Kunst und Kolonialismus

Doch die Revision hat erst begonnen. Denn die Kunstgeschichte ist untrennbar mit dem Kolonialismus verbunden, der – gerade in Deutschland – kaum eine Rolle im öffentlichen Bewusstsein spielt. In der Akademie der Künste am Brandenburger Tor rückt diese Geschichte näher - nur einen Steinwurf entfernt von dem historischen Ort in der Wilhelmstraße, wo 1884/85 auf der so genannten Kongo-Konferenz die europäischen Staaten den gesamten afrikanischen Kontinent unter sich aufteilten.

Mit allen fatalen Folgen, auch für die Kulturszene. Wo die Ausbeutungspolitik der Kolonialherren aus Menschen Neger machte, fehlen bis heute noch vielfach Institutionen, die Kunst und ihre kritische Reflexion fördern. Dennoch ist die afrikanische Kunst in den letzten Jahren mehr und mehr ins Bewusstsein Europas gedrungen, sagt der aus dem Sudan stammende Kunsthistoriker Salah Hassan von der amerikanischen Cornell University. "Ich denke, das liegt an einer neuen Offenheit in Europa, aber auch daran, dass die Kunst in Afrika so stark ist."

Global Art im Netz

Eine Kunst also, die über alle regionalen Grenzen hinweg ausstrahlt? Manchmal geschieht so etwas ganz plötzlich – so wie in Kairo, im Zuge der Revolution. Die Künstlerin Bahia Shehab erzählt in Berlin von ihren regimekritischen Graffiti unter dem Titel "1000 mal NEIN", die auf der Straße oft schnell verschwunden sind: "Was davon überlebt hat, sind Fotos, die ins Netz gestellt wurden und von der ganzen Welt geteilt wurden. Das Endprodukt war wirklich ein globales Produkt, es war überall verfügbar und nicht mehr auf Kairo begrenzt. Diese Bilder gingen wirklich um die Welt."

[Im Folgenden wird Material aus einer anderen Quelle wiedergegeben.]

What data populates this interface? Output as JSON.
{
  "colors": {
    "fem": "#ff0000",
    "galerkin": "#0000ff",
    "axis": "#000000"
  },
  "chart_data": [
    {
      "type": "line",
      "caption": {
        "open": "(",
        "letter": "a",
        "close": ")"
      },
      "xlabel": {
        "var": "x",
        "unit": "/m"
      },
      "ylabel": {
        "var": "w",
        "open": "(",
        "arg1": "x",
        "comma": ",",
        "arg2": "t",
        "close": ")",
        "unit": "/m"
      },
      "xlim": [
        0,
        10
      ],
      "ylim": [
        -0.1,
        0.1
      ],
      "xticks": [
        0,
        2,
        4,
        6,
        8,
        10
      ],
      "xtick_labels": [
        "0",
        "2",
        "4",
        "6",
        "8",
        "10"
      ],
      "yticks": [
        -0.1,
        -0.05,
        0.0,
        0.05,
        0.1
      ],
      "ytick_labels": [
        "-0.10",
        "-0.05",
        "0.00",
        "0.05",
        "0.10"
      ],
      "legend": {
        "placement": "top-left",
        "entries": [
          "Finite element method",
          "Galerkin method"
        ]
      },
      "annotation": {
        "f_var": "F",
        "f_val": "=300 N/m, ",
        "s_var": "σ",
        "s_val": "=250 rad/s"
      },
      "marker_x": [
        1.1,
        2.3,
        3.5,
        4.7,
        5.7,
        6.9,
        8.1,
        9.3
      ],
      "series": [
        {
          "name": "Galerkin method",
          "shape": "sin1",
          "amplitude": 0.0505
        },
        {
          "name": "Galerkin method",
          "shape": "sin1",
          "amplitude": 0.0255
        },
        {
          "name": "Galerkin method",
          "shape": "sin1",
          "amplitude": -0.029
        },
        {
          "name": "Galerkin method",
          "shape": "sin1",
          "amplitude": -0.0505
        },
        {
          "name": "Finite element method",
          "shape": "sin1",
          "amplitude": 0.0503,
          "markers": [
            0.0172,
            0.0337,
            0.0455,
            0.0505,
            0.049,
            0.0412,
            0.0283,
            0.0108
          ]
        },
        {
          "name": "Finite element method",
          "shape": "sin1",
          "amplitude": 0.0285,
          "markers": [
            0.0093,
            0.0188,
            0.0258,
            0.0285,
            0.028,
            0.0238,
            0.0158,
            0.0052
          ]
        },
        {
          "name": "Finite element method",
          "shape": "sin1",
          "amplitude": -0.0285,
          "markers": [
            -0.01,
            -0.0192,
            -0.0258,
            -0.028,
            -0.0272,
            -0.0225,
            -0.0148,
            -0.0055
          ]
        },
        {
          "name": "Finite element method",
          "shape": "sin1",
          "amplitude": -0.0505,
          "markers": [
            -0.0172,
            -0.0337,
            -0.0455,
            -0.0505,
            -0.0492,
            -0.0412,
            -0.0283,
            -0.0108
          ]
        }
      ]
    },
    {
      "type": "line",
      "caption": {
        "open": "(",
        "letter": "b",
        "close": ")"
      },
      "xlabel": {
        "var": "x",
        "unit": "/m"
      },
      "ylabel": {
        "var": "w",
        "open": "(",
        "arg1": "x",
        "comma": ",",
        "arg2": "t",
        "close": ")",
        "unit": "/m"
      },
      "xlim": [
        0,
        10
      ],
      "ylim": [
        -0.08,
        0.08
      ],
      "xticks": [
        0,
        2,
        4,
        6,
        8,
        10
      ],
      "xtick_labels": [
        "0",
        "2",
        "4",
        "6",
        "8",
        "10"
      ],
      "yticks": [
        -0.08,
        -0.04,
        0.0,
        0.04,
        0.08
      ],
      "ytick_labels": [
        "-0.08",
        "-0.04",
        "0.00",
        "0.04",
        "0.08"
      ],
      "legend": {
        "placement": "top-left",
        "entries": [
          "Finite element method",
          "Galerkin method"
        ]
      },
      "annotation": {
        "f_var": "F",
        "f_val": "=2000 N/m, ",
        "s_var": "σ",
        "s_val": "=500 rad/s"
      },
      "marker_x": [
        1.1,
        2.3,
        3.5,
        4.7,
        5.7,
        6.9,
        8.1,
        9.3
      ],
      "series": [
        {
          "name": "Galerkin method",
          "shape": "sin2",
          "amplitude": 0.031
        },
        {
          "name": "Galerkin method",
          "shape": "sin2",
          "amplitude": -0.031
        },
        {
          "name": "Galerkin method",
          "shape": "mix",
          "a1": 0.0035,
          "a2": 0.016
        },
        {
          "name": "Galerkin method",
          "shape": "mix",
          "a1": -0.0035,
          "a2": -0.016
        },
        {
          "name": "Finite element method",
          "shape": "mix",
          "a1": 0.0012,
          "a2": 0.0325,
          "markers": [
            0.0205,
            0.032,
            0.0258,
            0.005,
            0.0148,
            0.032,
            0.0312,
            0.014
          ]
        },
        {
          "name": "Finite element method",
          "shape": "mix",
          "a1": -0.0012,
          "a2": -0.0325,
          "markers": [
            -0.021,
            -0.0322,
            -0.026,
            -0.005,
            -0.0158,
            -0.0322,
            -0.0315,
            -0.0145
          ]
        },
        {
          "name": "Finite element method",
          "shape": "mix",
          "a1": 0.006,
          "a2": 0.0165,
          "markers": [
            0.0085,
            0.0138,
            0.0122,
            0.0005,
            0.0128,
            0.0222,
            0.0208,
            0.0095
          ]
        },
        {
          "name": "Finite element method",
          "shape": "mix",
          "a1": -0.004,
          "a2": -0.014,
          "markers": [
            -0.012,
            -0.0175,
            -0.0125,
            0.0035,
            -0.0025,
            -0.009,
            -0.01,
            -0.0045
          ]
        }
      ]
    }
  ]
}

Ausschnitt aus dem Graffiti-Kunstwerk '1000 times NO' der ägyptischen Künstlerin Bahia Shehab in Kairo (Foto: Bahia Shehab)
1000 mal Nein - die Graffiti von Bahia Shehab in Kairo gingen um die WeltBild: Bahia Shehab

Kunst statt Technik

Ein Sonderfall sicher – die Freiheits-Botschaft aus Ägypten dürfte an jedem Ort der Welt zu verstehen sein. Doch längst nicht immer teilt sich Kunst so eindeutig und griffig mit wie beim ägyptischen "Nein". Gibt es nicht Grenzen des Verstehens – immer da, wo Kunst sich auf Traditionen und Zeichensysteme bezieht, die eben nicht so leicht universell dechiffrierbar sind? Stehen nicht die "Anderen" vor einem Rätsel, wenn sie japanischer Musik oder indischem Tanz begegnen?

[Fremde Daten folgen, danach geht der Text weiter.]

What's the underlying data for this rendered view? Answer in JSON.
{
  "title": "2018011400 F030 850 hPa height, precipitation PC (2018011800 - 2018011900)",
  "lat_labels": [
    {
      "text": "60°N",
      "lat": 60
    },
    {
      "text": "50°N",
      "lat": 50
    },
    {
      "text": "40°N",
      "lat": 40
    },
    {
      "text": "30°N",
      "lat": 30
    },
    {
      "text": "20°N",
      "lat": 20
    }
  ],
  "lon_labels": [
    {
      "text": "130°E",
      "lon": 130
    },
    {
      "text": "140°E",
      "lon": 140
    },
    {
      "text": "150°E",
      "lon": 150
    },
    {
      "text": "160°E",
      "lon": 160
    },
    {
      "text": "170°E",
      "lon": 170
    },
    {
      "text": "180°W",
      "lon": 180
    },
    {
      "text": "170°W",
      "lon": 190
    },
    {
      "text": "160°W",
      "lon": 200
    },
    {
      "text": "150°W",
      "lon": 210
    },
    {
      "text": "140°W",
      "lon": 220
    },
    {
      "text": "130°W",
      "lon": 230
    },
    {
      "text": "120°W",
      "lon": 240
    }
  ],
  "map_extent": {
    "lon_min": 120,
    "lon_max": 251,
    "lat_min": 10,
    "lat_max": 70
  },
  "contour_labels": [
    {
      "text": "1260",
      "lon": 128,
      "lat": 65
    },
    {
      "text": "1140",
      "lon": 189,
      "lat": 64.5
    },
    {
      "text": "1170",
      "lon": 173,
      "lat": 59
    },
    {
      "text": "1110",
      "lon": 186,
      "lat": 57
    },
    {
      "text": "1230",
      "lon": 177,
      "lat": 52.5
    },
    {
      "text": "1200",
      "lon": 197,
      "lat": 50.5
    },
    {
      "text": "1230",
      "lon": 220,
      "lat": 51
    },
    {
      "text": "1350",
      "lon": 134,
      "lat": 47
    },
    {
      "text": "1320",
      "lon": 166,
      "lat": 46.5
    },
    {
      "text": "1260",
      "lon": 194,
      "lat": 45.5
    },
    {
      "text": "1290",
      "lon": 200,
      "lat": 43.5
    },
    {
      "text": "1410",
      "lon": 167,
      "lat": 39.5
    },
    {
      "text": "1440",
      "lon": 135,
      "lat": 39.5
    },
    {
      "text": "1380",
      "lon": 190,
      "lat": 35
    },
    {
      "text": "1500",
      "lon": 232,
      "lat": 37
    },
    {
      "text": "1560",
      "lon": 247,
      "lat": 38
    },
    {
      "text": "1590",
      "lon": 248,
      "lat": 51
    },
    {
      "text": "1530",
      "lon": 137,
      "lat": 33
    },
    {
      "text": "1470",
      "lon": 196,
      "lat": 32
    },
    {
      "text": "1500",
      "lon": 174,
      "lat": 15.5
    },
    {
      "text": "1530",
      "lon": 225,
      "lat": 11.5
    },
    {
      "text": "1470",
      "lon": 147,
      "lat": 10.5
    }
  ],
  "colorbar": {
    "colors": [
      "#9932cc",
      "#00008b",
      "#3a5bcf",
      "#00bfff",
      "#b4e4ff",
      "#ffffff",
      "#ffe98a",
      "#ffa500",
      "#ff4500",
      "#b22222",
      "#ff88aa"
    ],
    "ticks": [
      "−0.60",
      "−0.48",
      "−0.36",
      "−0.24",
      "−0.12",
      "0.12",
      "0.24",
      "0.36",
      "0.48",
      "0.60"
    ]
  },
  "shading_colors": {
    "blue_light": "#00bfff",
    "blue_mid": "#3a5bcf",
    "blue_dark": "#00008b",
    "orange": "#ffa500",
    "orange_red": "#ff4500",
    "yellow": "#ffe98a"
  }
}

"Das ist sehr europäisch“, sagt Koffi Kôkô dazu und lächelt weise. "Tanz hat eine Kraft, die Sie nicht erklären können. Man darf nicht versuchen, das zu verstehen!" Er jedenfalls ist überzeugt, dass das Ende der regionalen Kunst gekommen ist: "Eines Tages wird man nicht mehr von 'zeitgenössischer amerikanischer Kunst' von 'zeitgenössischer afrikanischer, europäischer oder asiatischer Kunst' sprechen. Man wird nur noch von 'zeitgenössischer Kunst' sprechen. Denn Kunst hat viel weniger mit einer Technik zu tun als mit einem Sinn."